François Hollande a-t-il révélé des documents secrets et violé le secret défense? La publication fin août dans le journal Le Monde d’un document estampillé « Confidentiel Défense » détaillant un plan de frappes aériennes contre le régime syrien a conduit la justice française à ouvrir une enquête pour compromission de la défense nationale.
Les auteurs de l’article, Fabrice Lhomme et Gérard Davet, qui ont signé depuis un livre-choc de confidences du chef de l’État, gardent le secret sur leurs sources, « diverses » selon eux. Mais tous les regards se tournent vers François Hollande qui les a rencontrés à de multiples reprises et leur a par ailleurs confié, sans plus de précisions, avoir « décidé au moins quatre » assassinats de responsables d’actes terroristes, comme le relate leur livre.
Le président socialiste est pilonné depuis par la droite qui dénonce, à travers ces révélations d’opérations ultra-secrètes, une « atteinte à la fonction présidentielle ». Le chef du gouvernement Manuel Valls a pris sa défense, mais en coulisses, certains ministres ne cachent pas leurs « interrogations ». D’un point de vue juridique, le chef de l’État « ne risque tout simplement rien », assure Dominique Rousseau, professeur de droit constitutionnel. « La voie judiciaire est bouchée pendant l’exercice du mandat (à l’Élysée) et ne peut prospérer ensuite » du fait de l’immunité présidentielle, avance-t-il.

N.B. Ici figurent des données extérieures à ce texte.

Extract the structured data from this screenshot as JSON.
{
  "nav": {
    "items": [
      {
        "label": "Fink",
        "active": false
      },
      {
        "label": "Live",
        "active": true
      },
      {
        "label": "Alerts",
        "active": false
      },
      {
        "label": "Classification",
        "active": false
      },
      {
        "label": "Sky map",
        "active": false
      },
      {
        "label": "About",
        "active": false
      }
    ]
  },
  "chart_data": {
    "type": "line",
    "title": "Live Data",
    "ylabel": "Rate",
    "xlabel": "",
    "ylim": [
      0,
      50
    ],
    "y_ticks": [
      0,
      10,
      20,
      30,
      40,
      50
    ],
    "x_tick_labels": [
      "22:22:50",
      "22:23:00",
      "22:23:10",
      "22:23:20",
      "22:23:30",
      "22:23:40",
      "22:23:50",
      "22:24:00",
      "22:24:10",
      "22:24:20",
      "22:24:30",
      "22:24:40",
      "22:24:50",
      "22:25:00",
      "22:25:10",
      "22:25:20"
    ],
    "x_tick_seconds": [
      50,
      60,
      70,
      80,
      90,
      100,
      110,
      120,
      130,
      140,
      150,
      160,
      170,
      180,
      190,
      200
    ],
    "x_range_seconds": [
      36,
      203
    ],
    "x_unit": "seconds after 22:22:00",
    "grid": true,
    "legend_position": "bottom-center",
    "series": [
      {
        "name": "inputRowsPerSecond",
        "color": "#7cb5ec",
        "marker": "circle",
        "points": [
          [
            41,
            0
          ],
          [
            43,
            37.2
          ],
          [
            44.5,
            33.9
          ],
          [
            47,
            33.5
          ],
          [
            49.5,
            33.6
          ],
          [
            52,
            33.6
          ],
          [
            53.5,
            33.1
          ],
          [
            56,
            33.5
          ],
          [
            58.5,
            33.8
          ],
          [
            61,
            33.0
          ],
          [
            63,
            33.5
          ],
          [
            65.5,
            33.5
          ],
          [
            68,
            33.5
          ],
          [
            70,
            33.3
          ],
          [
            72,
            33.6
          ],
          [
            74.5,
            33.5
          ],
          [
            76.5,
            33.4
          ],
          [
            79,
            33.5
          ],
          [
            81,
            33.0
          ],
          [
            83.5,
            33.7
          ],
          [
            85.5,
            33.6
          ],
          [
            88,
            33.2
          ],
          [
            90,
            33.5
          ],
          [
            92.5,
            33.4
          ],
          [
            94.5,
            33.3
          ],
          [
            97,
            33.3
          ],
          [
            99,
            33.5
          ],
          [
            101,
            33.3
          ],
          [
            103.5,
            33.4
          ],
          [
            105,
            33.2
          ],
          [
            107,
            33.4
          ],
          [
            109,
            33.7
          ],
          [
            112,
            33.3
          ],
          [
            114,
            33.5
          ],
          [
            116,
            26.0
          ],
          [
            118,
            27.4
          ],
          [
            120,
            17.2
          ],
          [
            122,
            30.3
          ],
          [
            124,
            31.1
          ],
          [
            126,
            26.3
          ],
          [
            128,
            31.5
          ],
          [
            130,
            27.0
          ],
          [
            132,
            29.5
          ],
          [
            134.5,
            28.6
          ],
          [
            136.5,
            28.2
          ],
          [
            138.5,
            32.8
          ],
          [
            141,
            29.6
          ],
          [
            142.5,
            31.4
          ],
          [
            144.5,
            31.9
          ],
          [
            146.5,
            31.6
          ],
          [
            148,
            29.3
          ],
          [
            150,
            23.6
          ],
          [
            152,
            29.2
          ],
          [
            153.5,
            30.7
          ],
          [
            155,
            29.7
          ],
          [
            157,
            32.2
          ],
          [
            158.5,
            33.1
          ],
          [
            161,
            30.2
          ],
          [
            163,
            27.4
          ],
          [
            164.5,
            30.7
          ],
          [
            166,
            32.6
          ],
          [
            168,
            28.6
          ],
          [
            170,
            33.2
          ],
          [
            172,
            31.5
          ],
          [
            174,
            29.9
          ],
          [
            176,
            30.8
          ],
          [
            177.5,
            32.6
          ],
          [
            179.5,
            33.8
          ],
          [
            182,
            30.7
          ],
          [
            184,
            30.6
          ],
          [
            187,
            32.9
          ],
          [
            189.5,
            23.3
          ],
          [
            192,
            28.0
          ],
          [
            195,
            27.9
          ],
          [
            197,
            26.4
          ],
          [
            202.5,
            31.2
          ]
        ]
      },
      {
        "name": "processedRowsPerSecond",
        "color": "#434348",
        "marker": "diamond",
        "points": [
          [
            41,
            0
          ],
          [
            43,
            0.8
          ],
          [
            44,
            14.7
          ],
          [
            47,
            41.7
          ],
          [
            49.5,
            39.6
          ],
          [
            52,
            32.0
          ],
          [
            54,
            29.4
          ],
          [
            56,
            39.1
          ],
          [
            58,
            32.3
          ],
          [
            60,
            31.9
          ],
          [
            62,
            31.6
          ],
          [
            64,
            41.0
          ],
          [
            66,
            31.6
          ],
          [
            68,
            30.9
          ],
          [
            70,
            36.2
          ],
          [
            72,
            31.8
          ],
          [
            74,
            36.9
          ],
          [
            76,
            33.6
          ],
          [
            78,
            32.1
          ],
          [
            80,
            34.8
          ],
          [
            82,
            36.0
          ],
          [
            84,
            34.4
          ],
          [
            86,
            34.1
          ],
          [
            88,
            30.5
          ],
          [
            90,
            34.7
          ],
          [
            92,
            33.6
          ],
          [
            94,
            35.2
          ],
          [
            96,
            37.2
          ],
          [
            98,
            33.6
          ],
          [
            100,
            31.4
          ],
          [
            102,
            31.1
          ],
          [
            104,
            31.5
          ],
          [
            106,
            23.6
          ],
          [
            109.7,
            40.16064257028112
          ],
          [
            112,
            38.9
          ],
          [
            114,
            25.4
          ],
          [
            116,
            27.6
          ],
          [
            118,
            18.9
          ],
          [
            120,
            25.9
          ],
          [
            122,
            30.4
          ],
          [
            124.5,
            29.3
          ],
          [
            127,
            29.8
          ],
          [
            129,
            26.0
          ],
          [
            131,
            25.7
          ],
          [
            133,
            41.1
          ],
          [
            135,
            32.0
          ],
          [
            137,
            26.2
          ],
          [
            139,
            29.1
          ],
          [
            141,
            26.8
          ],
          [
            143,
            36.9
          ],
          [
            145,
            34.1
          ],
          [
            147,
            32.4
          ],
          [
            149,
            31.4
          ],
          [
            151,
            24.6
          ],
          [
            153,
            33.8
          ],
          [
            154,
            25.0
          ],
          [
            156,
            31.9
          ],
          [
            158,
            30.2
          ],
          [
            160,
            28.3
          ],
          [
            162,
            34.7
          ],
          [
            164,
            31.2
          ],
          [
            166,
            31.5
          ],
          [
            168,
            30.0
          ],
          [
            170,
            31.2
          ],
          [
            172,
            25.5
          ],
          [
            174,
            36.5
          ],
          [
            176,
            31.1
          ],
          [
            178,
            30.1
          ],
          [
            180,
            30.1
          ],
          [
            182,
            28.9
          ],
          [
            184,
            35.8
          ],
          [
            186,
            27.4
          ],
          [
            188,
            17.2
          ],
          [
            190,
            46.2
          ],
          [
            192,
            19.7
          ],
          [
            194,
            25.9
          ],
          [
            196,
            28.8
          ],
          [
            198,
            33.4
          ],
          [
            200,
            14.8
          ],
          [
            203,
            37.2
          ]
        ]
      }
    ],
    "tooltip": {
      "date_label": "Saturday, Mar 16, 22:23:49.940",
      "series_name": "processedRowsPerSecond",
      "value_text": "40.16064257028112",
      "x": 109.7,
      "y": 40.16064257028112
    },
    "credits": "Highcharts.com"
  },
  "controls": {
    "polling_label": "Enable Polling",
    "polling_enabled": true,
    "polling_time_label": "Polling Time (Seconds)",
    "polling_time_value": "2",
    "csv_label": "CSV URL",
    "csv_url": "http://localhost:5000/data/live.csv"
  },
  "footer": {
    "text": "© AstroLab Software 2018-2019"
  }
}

Le secret défense en France vise à protéger les informations liées à la sécurité nationale, aux opérations et leurs acteurs, militaires ou agents des services d’espionnage extérieur (DGSE). Ceux qui le violent encourent sept ans de prison et 100.000 euros d’amende. En février, le ministre de la Défense Jean-Yves Le Drian avait ouvert une enquête pour compromission du secret défense après la parution dans Le Monde d’un article dévoilant la présence de forces françaises en Libye.
« Quand des opérations secrètes ont lieu, le but n’est pas qu’elles soient révélées, pour la sécurité des hommes et des opérations », relevait-on alors dans son entourage. En ce qui concerne le plan de frappes en Syrie, le ministre français balaie les critiques – « politique politicienne », a-t-il dit -, en rappelant que le document « remonte à trois ans et (porte) sur une opération qui n’a pas eu lieu ».
En août 2013, les États-Unis et la France avaient accusé le président syrien Bachar al-Assad d’avoir franchi la « ligne rouge » en utilisant des armes chimique contre son peuple. Une riposte militaire est envisagée. A Paris, l’état-major planche sur une opération de nuit entre le 31 août et le 2 septembre contre des installations militaires syriennes. Selon la planification du raid dévoilé dans Le Monde, François Hollande doit donner le coup d’envoi des opérations à 20H00 heure de Paris. Les chasseurs français auraient alors décollé à 22H00 pour larguer leurs missiles à 02H30. Le président américain Barack Obama rétropédale à la dernière minute. Le « GO » ne sera jamais donné.
Reste à savoir comment et quand les journalistes ont obtenu le document – « plusieurs mois » après les faits, assurent-ils dans leur livre – et quel était le niveau de protection de la note de l’état-major. Le parquet de Paris a saisi le ministère de la Défense, gardien du secret défense, pour connaître la classification du document et évaluer le degré d’atteinte à la défense nationale. Protégé par le principe d’immunité, le chef de l’Etat peut être poursuivi, une fois son mandat achevé, à une seule condition : si les faits qui lui sont reprochés ne relevaient pas directement de l’exercice de ses fonctions.
« C’est un débat juridique qui peut souffrir » d’interprétations différentes, soutient le député de droite Eric Ciotti, qui est à l’origine de la dénonciation des faits au parquet. Autre angle d’attaque possible, la destitution du président pour « manquement manifestement incompatible avec l’exercice de ses fonctions ». Mais une initiative en ce sens lancée par le parti d’opposition « Les Républicains » a échoué récemment à l’Assemblée nationale.